The fact sheet for healthcare providers administering the J&J COVID vaccine specifies that each dose of vaccine “may … contain residual amounts of host cell proteins … and/or host cell DNA,” but the simplified fact sheet intended for vaccine recipients and their caregivers does not.

That means that unless vaccine recipients seek out the healthcare provider fact sheet, they’ll be unaware of this potentially crucial piece of information.

The Italian vaccine research and advocacy organization, Corvelva, which has conducted detailed studies of DNA from aborted fetal cell lines in vaccines, warns that such DNA is abnormal and potentially tumor-causing. Corvelva concludes that vaccines of this type “should be considered defective and potentially dangerous to human health.”

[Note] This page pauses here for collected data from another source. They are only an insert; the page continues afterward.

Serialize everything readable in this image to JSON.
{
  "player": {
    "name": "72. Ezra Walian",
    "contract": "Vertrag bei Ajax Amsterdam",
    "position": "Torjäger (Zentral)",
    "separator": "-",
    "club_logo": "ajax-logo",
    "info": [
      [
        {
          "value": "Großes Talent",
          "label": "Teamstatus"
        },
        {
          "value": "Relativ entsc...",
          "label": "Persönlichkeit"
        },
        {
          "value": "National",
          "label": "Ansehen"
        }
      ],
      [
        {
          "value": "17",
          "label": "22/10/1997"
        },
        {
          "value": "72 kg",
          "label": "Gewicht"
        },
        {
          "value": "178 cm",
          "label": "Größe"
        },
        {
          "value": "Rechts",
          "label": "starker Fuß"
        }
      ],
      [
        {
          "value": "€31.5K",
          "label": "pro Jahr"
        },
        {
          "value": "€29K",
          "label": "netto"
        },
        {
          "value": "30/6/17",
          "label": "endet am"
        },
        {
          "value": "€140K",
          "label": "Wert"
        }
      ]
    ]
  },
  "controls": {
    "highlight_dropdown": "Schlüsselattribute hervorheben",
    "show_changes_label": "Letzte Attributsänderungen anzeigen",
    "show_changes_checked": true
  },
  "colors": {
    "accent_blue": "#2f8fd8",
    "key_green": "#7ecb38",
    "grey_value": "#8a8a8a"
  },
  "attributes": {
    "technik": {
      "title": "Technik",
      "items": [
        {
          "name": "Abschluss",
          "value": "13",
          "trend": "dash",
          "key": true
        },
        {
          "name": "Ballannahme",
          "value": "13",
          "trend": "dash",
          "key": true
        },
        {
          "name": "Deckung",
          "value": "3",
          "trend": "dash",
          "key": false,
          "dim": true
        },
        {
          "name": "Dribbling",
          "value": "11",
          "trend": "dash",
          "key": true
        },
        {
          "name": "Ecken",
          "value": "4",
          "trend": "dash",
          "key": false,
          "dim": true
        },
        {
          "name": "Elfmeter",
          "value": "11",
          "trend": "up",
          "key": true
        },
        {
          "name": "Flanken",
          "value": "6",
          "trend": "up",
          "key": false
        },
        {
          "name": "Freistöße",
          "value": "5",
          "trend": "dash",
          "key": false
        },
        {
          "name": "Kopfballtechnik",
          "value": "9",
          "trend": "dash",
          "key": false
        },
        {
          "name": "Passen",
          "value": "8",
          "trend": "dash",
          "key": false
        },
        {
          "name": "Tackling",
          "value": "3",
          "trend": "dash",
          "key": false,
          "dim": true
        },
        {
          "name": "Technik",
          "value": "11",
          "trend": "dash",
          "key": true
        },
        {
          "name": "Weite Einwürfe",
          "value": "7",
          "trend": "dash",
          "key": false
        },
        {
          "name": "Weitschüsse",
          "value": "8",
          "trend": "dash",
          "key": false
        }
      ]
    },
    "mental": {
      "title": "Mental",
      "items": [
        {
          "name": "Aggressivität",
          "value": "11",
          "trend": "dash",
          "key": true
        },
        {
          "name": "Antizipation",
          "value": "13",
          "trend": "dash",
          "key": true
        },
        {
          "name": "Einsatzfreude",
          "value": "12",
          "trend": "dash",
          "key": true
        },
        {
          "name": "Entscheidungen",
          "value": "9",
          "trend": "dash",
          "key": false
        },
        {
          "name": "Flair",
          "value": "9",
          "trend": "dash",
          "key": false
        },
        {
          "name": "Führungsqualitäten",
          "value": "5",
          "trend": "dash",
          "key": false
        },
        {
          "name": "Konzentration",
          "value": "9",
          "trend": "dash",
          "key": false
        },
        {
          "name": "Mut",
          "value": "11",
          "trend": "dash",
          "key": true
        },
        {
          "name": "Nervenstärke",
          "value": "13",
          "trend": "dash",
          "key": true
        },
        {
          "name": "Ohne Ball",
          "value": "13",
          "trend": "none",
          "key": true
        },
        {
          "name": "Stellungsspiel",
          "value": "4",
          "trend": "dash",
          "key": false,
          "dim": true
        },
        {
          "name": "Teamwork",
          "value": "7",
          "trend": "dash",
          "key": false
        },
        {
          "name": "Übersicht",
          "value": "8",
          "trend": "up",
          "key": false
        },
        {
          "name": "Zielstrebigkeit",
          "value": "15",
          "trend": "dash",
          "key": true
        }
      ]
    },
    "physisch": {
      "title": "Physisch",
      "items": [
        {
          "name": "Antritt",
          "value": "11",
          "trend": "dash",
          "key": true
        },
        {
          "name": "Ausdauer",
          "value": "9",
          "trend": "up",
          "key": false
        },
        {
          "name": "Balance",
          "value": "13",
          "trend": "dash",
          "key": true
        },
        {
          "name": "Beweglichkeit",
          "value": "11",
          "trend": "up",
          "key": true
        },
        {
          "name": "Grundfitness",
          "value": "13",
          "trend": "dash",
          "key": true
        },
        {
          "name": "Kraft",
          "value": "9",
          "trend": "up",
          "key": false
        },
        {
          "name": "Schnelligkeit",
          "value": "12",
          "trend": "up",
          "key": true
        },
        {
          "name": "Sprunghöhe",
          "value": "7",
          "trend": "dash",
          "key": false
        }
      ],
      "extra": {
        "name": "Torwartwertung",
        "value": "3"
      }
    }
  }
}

Along with a variety of other inactive ingredients, the J&J COVID vaccine also includes polysorbate-80, a stabilizer that studies have shown capable of transporting other substances across the blood-brain barrier.

Serial felons

When evaluating the potential safety of the J&J-plus-Merck experimental COVID vaccine, it would be prudent to take note of the corporate behemoths’ less-than-flattering track records as serial felons.

Merck, for example, paid out $4.85 billion in 2007 after pleading guilty to criminal charges over illegal marketing of its lethal drug Vioxx. The company has gone on to face numerous other allegations of fraud, deceit and negligence, including for its measles, mumps and rubella (MMR) and human papillomavirus (HPV) vaccines.

For its part, J&J’s recent criminal history includes:

  • A 2013 order by the U.S. Department of Justice to pay $2.2 billion in civil and criminal fines related to the antipsychotic drug Risperdal and two other drugs, following aggressive off-label marketing and other dubious practices such as fraud and kickbacks.
  • A 2019 award by a Philadelphia jury of $8 billion in punitive damages to a man alleging that J&J failed to warn that Risperdal could lead to breast growth in boys. Thousands of other lawsuits against J&J feature the same allegation.
  • A $572 million judgment against J&J by the state of Oklahoma in 2019 for the company’s role in the opioid crisis.
  • $3.9 billion set aside for 25,000 lawsuits related to J&J’s asbestos-tainted baby powder. And  a 2018 Missouri verdict, “one of the largest punitive-damages awards in U.S. legal history,” was reached after internal documents showed that the company had been aware of the baby powder contamination since the 1970s.

In the wake of these scandals, The Guardian wrote in 2019 that “experts are concerned that one of the world’s most recognizable names and most reliable and valuable companies is caught in no less than an existential crisis.” Citing the “product misfires,” “court judgments” and stark reputational decline, the British news outlet asked, “what happened to Johnson & Johnson?”

With the advent of J&J’s COVID vaccine (an injection already being hawked as a “vaccine for the world” and the potential “end of the pandemic”), it appears that The Guardian has its answer: J&J will send its former woes down the memory hole, an obliging media will ignore the spotty safety record of past adenovirus vaccine attempts (including J&J’s paused clinical trial last October) and a to-be-determined number of COVID-frightened Americans — tempted by the ease of a single shot — will line up for J&J’s investigational injection that, in the FDA’s own words, is “not licensed for any indication.”

Sadly, many of these individuals will be unaware that, unlike with dangerous drugs, they cannot sue indemnified COVID vaccine manufacturers should anything go wrong.